Common mistakes when measuring marketing Return on Investment ROI
Measuring marketing ROI seems easy, but it can be complicated. There is increasing pressure on marketers to demonstrate a return on investment in their initiatives. Some companies determined that they could not afford to invest in marketing initiatives with negative ROI, because the project was difficult to prove on financial terms.
The challenge of proving ROI can be even greater for content marketing which often centers around the consideration and awareness-building stages of the funnel. Content does its job over the long haul and a number of sales cycles. Trying to demonstrate ROI too quickly can short-sell your strategy.
Focus only on short-term results
Proving the ROI of demand generation can be challenging, especially for long-term branding investments.
According to global B2B marketing survey research, branding is the area that marketers want to invest the most in the next half year. The majority of respondents (67%) plan to increase or maintain spending on their brand over the next six months, citing its ability to drive long-term sales (52%) and keep consumers engaged. brand recall (42%) was their top reason for doing so.
However, campaigns that focus primarily on driving long- or mid-term initiatives like branding or retention often don’t realize their full potential for months or even years.
Digital marketers often measure ROI too quickly. Although the average length of a B2B sales cycle is 6 months, only 4% of marketers measure ROI for 6 months or longer (according to another LinkedIn study). It is important to understand and consider the overall goals and duration of the campaign when measuring ROI.
ROI and attribution models
You want to attribute revenue to your marketing channels to determine what ROI you get from those channels.
A common mistake marketers make is not thinking enough about their attribution method, which will depend heavily on their business model, sales cycle, and marketing strategy.

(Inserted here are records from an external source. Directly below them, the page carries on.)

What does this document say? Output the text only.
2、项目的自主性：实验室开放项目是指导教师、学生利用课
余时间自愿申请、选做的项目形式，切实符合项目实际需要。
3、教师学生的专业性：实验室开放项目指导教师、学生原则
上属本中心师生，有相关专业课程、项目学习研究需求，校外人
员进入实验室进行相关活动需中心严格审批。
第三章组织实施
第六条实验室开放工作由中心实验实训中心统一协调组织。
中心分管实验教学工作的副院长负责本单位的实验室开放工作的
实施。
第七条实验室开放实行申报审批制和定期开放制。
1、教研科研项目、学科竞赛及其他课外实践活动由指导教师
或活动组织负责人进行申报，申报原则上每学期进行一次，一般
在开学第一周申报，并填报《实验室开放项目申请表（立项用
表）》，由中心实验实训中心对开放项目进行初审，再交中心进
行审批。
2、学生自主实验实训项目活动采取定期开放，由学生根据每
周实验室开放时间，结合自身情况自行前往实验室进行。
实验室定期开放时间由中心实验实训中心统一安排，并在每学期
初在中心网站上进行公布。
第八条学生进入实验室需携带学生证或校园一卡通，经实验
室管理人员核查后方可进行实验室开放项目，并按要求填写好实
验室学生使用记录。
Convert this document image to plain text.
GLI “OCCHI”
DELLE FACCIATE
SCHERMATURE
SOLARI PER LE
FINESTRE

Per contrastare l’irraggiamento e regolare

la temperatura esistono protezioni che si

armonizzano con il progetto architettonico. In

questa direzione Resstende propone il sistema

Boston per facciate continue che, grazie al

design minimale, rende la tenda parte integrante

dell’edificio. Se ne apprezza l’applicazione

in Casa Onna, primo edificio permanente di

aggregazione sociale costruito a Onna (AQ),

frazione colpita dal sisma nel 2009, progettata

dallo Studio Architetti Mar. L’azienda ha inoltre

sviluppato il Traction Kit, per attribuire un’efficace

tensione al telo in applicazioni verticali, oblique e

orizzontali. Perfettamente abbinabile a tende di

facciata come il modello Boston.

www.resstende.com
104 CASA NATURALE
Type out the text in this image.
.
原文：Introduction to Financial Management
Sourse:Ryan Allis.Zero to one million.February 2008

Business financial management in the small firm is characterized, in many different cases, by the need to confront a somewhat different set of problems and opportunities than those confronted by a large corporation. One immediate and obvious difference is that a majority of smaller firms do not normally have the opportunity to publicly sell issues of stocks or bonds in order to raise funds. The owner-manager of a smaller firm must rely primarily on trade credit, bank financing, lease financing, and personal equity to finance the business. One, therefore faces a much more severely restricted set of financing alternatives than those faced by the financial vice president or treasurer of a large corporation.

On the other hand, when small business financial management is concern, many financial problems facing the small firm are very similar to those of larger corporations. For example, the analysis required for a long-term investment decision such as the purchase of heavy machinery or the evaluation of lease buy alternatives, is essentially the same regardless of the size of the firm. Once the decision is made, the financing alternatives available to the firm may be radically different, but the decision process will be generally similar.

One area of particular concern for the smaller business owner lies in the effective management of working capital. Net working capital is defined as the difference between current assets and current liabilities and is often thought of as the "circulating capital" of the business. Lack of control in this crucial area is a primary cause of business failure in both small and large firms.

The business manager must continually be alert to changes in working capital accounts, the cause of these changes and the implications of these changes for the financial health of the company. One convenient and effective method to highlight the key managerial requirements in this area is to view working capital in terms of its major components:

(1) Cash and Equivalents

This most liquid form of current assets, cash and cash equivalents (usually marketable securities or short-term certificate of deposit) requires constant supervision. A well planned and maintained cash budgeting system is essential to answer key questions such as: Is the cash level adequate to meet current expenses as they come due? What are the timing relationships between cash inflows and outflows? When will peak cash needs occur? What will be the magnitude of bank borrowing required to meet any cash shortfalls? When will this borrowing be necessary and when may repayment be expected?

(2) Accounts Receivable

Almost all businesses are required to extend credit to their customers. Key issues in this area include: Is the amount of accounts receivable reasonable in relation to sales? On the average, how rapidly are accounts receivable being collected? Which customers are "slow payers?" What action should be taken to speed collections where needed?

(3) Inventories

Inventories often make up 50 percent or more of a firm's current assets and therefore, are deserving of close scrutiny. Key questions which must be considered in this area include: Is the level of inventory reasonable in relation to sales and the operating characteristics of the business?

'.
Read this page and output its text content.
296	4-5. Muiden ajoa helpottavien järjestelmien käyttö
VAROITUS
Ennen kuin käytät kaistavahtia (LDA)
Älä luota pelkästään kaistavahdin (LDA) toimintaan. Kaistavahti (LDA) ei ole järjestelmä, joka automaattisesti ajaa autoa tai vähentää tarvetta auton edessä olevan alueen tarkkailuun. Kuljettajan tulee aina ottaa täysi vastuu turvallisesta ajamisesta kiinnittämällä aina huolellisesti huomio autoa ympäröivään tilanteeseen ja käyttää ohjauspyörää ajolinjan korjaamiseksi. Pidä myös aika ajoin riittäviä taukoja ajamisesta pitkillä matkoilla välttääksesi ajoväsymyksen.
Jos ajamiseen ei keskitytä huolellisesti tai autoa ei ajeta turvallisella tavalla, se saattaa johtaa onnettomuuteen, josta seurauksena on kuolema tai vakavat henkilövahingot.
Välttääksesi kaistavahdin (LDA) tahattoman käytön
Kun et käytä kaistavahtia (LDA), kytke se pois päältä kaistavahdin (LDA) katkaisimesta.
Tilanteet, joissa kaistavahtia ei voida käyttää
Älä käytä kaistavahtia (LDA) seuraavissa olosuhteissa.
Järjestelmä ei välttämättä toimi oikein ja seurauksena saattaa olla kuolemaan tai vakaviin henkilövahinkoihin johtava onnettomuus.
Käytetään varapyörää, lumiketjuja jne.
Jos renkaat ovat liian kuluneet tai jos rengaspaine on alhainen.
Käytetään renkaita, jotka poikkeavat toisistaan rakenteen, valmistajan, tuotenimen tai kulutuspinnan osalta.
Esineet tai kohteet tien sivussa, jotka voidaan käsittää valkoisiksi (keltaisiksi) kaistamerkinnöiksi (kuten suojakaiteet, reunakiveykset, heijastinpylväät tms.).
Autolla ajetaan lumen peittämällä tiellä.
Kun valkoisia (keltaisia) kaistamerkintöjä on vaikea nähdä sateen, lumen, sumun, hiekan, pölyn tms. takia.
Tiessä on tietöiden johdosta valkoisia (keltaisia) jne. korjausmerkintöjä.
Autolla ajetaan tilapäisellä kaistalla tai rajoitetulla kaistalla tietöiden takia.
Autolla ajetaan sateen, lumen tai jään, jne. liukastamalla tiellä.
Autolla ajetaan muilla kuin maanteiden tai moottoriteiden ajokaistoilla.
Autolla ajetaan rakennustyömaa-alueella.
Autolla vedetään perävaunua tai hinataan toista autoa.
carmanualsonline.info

Often, multiple touchpoints will be needed before a consumer makes a purchase decision. Most marketing campaigns will include several touchpoints across online and even offline channels.
The custom attribution model is often the best and most complex. The Full Road Marketing attribution model is a suitable second choice because it will help you understand which channels are performing best at the top and bottom of your marketing funnel.
We hope this article has helped you in your challenge of measuring your return on investment (ROI). Earn the trust of senior stakeholders. Mastering the language of Return on Investment (ROI) is certainly not easy, but it is increasingly important to most marketers today. Remember, creating data-driven content will help you capture the right metrics to measure ROI for the entire buyer journey.